How do I remove many individual side text frames/boxes on many pages on the left edge?

EigentlichWizard · May 11, 2019, 10:59am

Hi!

I am on LO Writer 6.1.5.2.

I scanned a lot of pages (~500) with OCR into an Docx document. The perforation (big wholes on the left side; example ) were interpreted as text and were putted into text frames/boxes (~12 per side x 500).

Here are some example pages: Imgur: The magic of the Internet

Is it possible to remove these text frames not manually? Maybe by cutting off a certain area/edge of all pages?
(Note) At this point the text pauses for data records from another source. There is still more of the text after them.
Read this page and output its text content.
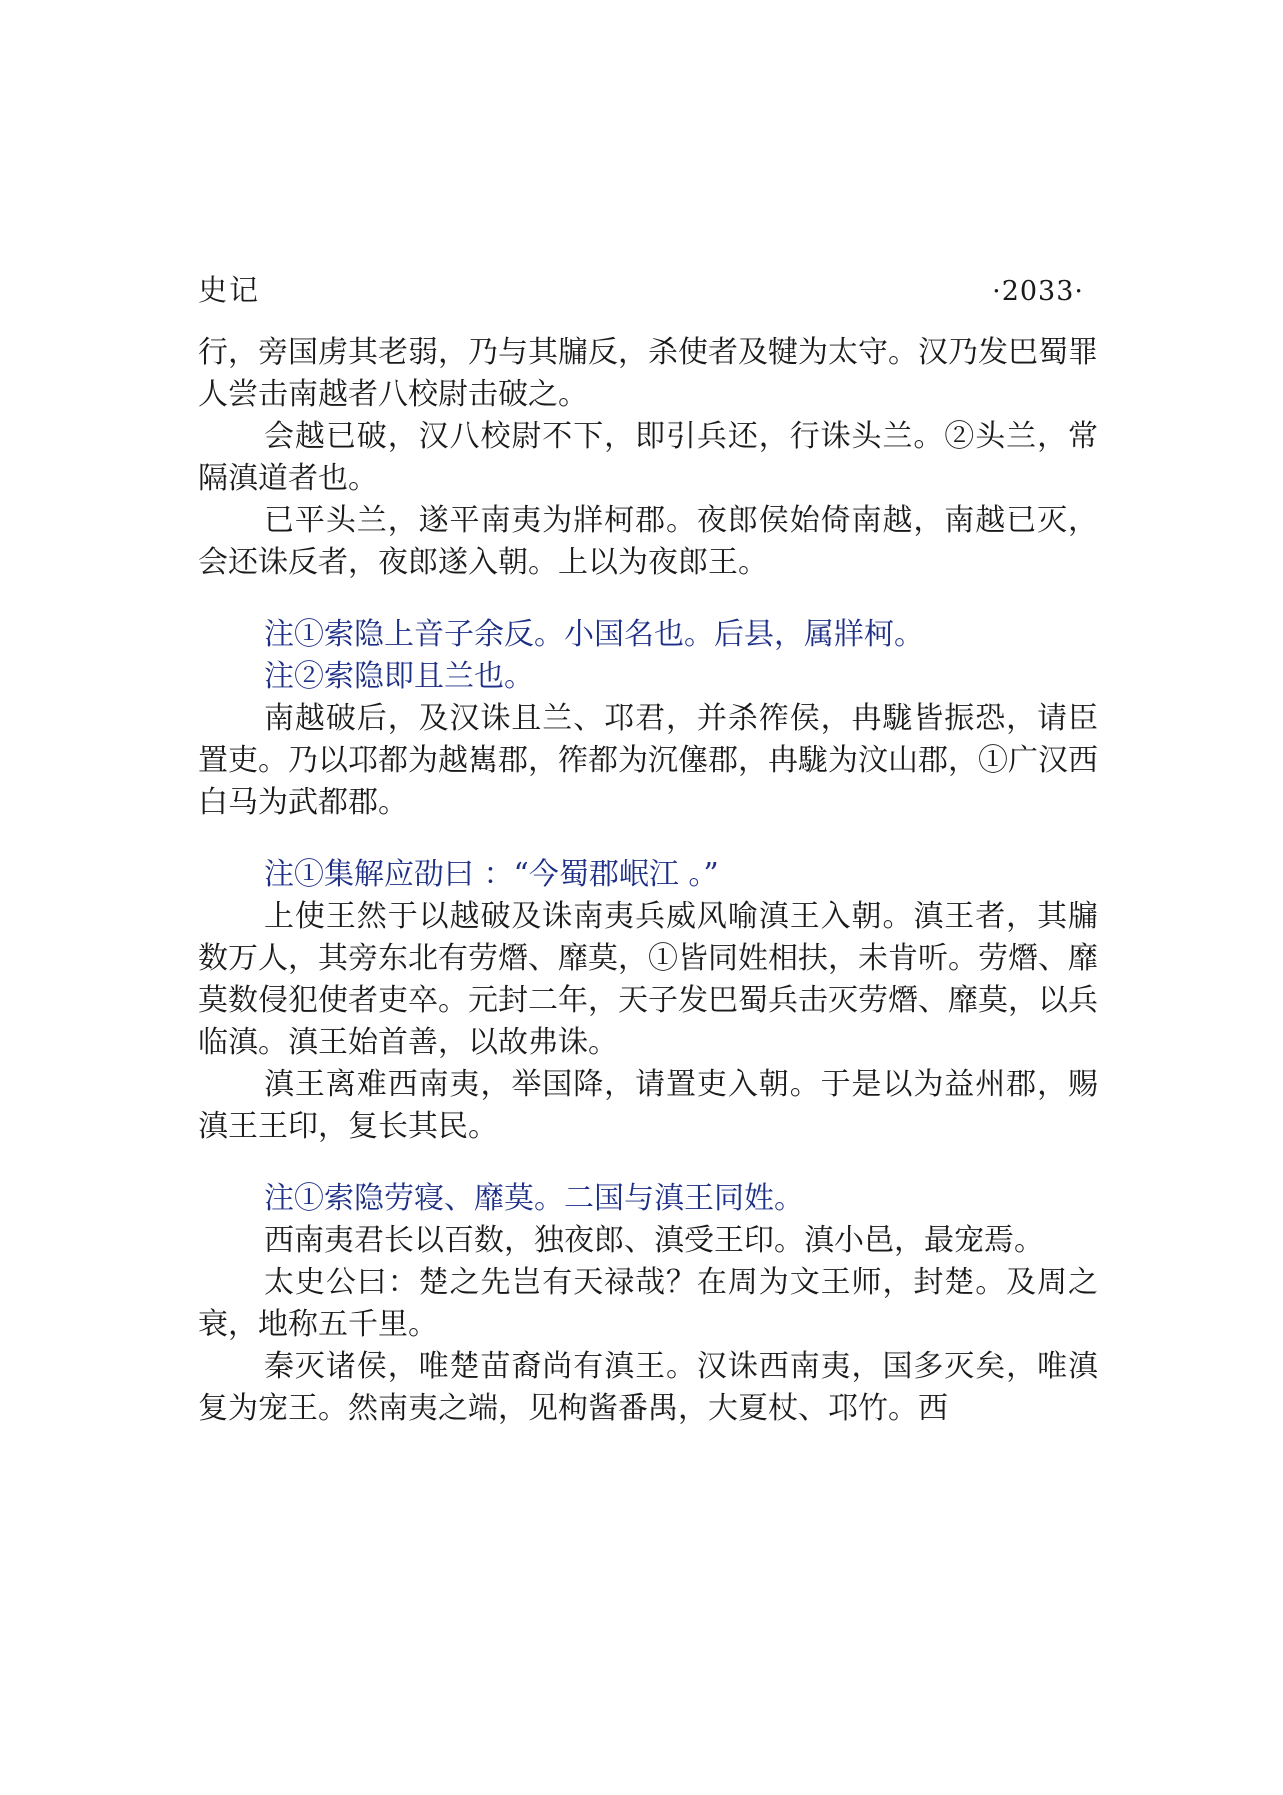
史记	·2033·

行，旁国虏其老弱，乃与其牖反，杀使者及犍为太守。汉乃发巴蜀罪人尝击南越者八校尉击破之。

会越已破，汉八校尉不下，即引兵还，行诛头兰。②头兰，常隔滇道者也。

已平头兰，遂平南夷为牂柯郡。夜郎侯始倚南越，南越已灭，会还诛反者，夜郎遂入朝。上以为夜郎王。

注①索隐上音子余反。小国名也。后县，属牂柯。

注②索隐即且兰也。

南越破后，及汉诛且兰、邛君，并杀筰侯，冉駹皆振恐，请臣置吏。乃以邛都为越嶲郡，筰都为沉僿郡，冉駹为汶山郡，①广汉西白马为武都郡。

注①集解应劭曰 ：“今蜀郡岷江 。”

上使王然于以越破及诛南夷兵威风喻滇王入朝。滇王者，其牖数万人，其旁东北有劳熸、靡莫，①皆同姓相扶，未肯听。劳熸、靡莫数侵犯使者吏卒。元封二年，天子发巴蜀兵击灭劳熸、靡莫，以兵临滇。滇王始首善，以故弗诛。

滇王离难西南夷，举国降，请置吏入朝。于是以为益州郡，赐滇王王印，复长其民。

注①索隐劳寝、靡莫。二国与滇王同姓。

西南夷君长以百数，独夜郎、滇受王印。滇小邑，最宠焉。

太史公曰：楚之先岂有天禄哉？在周为文王师，封楚。及周之衰，地称五千里。

秦灭诸侯，唯楚苗裔尚有滇王。汉诛西南夷，国多灭矣，唯滇复为宠王。然南夷之端，见枸酱番禺，大夏杖、邛竹。西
Thanks in advance for any help.

Grantler · May 11, 2019, 7:51pm

Without macro I can’t see the possibility of mass deletion of frames. I could not find a proceeding on the Navigator which could do. So I propose another strategy. See answer.

Lupp · May 11, 2019, 9:29pm

If the artefacts actually are frames or a specific type of shapes which otherwise does not occur in the document, It’s simple to remove them by user code.
When scanning sheets having systematic defects of the given kind, it’s adisable to cover these defects with a (folded) strip of white paper.
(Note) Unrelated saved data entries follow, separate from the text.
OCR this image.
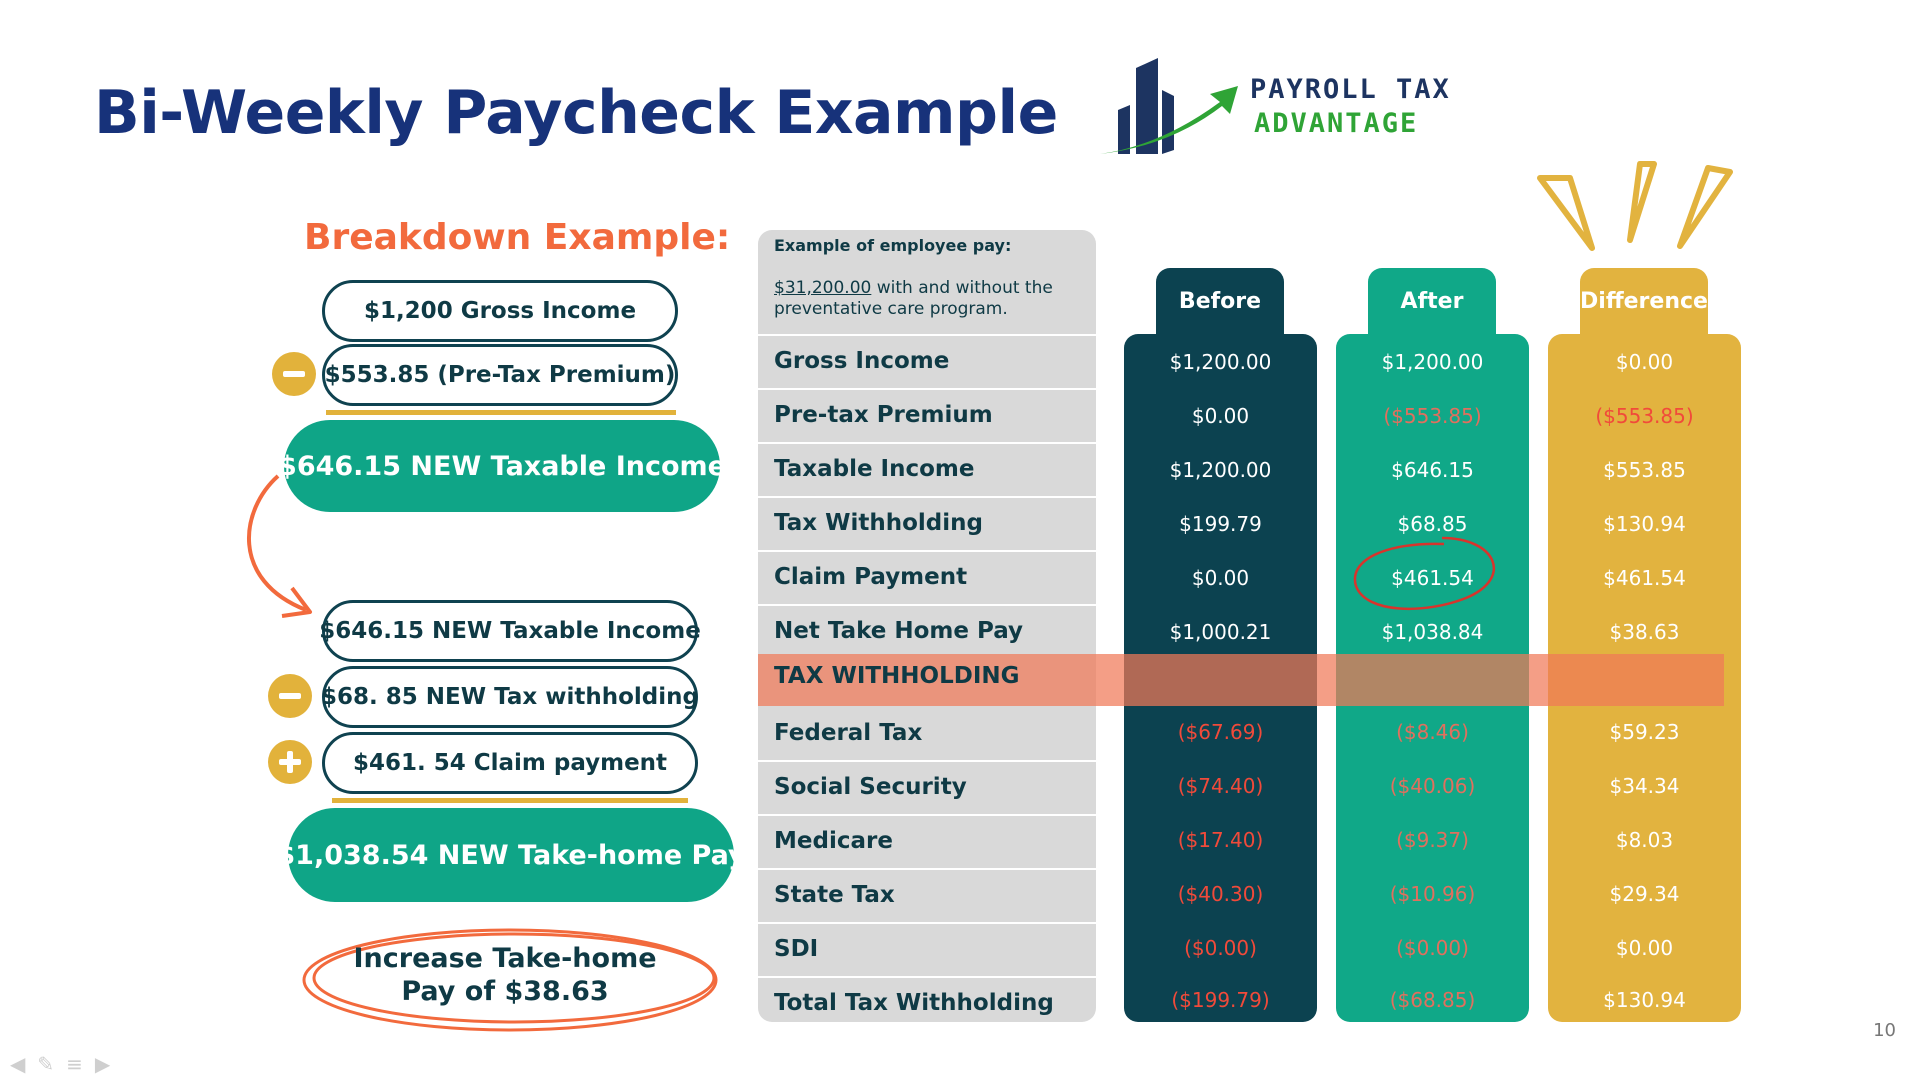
Bi-Weekly Paycheck Example	PAYROLL TAX
ADVANTAGE
Breakdown Example:
$1,200 Gross Income
$553.85 (Pre-Tax Premium)
$646.15 NEW Taxable Income
$646.15 NEW Taxable Income
$68. 85 NEW Tax withholding
$461. 54 Claim payment
$1,038.54 NEW Take-home Pay
Increase Take-home
Pay of $38.63
Example of employee pay:
$31,200.00 with and without the preventative care program.	Before	After	Difference
Gross Income	$1,200.00	$1,200.00	$0.00
Pre-tax Premium	$0.00	($553.85)	($553.85)
Taxable Income	$1,200.00	$646.15	$553.85
Tax Withholding	$199.79	$68.85	$130.94
Claim Payment	$0.00	$461.54	$461.54
Net Take Home Pay	$1,000.21	$1,038.84	$38.63
TAX WITHHOLDING
Federal Tax	($67.69)	($8.46)	$59.23
Social Security	($74.40)	($40.06)	$34.34
Medicare	($17.40)	($9.37)	$8.03
State Tax	($40.30)	($10.96)	$29.34
SDI	($0.00)	($0.00)	$0.00
Total Tax Withholding	($199.79)	($68.85)	$130.94
10
◀✎≡▶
Lupp · May 11, 2019, 9:36pm

If artefacts of the given kind actually are text frames or shapes of a specific kind, otherwise not occurring in the document, it’s easy to remove them by user code, because they are listed in either the .TextFrames property or as elements of the .DrawPage .
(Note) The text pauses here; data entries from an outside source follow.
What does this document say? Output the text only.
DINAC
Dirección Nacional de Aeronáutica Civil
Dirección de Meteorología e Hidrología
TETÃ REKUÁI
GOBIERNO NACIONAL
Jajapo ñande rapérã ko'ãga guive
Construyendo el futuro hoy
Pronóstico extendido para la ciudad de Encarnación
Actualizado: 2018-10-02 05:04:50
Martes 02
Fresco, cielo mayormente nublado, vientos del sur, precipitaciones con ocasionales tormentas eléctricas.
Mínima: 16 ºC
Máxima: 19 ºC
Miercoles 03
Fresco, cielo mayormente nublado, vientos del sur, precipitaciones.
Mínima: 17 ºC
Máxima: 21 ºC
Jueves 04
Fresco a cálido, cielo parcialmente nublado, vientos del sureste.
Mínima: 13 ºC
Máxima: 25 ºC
EigentlichWizard · May 11, 2019, 10:25pm

Thank you for this hint. Do you see a possibility to maybe “reduce” down to/by their position?

Grantler · May 11, 2019, 7:42pm

Scan your text into tif/png images, then you can cut the left margin in batch mode, in one step for many images. Probably XnView can do.

.

For better OCR let the images rip online by www.pdf24.org or OCR (non free) apps like Abbyy finereader or Iris. They do not set your text into frames but generate plain text, possibly preserve some text formats. Good OCR preserves paragraphs and does not set carriage returns / line feeds at the end of each text line. - It is inevitable to work on your ripped text for satisfactory finishing.

.

Right hand click on screenshot > show for better view.

EigentlichWizard · May 11, 2019, 8:07pm

Wow! This could work! Thank you so much for your answer! I will try it and will come back with a result. God sent yo! It is a shame I don’t have enough credit to upvote your answer. Will do it asap if I am able to do it! One question: Where do I find the “Stapelverarbeitung” and how can I select more than one grafic in Writer?

Lupp · May 11, 2019, 10:41pm

(In Reply on the comment by the OQ answering my second comment on his question:)
TextFrames and Shapes know a lot on what you can base a decision whether or not they should be disposed. There is a .Anchor e.g. which is a TextRange object. As any objects in LibO text documents, they dont know about the page they are placed in.
You may play with this simple example.

EigentlichWizard · May 11, 2019, 11:50pm

Do you may know where in the file these information are? Would you may take a look into the original docx file? https://send.firefox.com/download/ba53555b9bad1f6b/#BxWD-P4w05TJGeWuI87-LA Password: Heaven123!

Please tell me what you may can identify.

Grantler · May 12, 2019, 8:28am

I checked your DOCX file. You have to save it as an ODT file. Then rename extension to ZIP. You can open it as a ZIP file. Work on CONTENT.XML. You find several “tags” beginning with <draw:text-box> - okay, delete them. Godspeed.

.

cover these defects with a (folded) strip of white paper. (Lupp)

+1

.

Your undertaking is interesting but has to be planned from the beginning with lots of details. IMHO your DOCX files are the wrong way for effective work.

.

By the way: Why don’t you ask the question in the German branch of this website: https://ask.libreoffice.org/c/german/6 - Lupp and I seem to be bloody Germans as well as you are one .

Lupp · May 12, 2019, 9:11am

@EigentlichWizard: I just tried to get the file you had uploaded somewhere and linked to in your comment above, but the link had expired already.

@Grantler concerning “German branch”: Yes, it’s annoying to need to do all these foreign-language-handsprings even if all the (contributing) participants of a thread are Germans. On the other hand: The German branch has had many near-death-experiences already, and may be reserved to those few Germans, Autrichiens, de-CH friends, actually not being capable of discussing topics in English at all. The LibO project meanwhile is counting more than 200 locales. Valuable communities for every single one?
And: Labour invested into an English answer has a much larger scope of potential silent beneficiaries.
And Westerners should be interested in having (and still developing more) a common Lingua Franca using Latin letters. The next global alternative neither will be german nor русский nor català nor suomalainen. Guess the candidates yourself.

Grantler · May 12, 2019, 9:29am

OT - @Lupp - your reply concerning Lingua Franca makes sense, thanks a lot.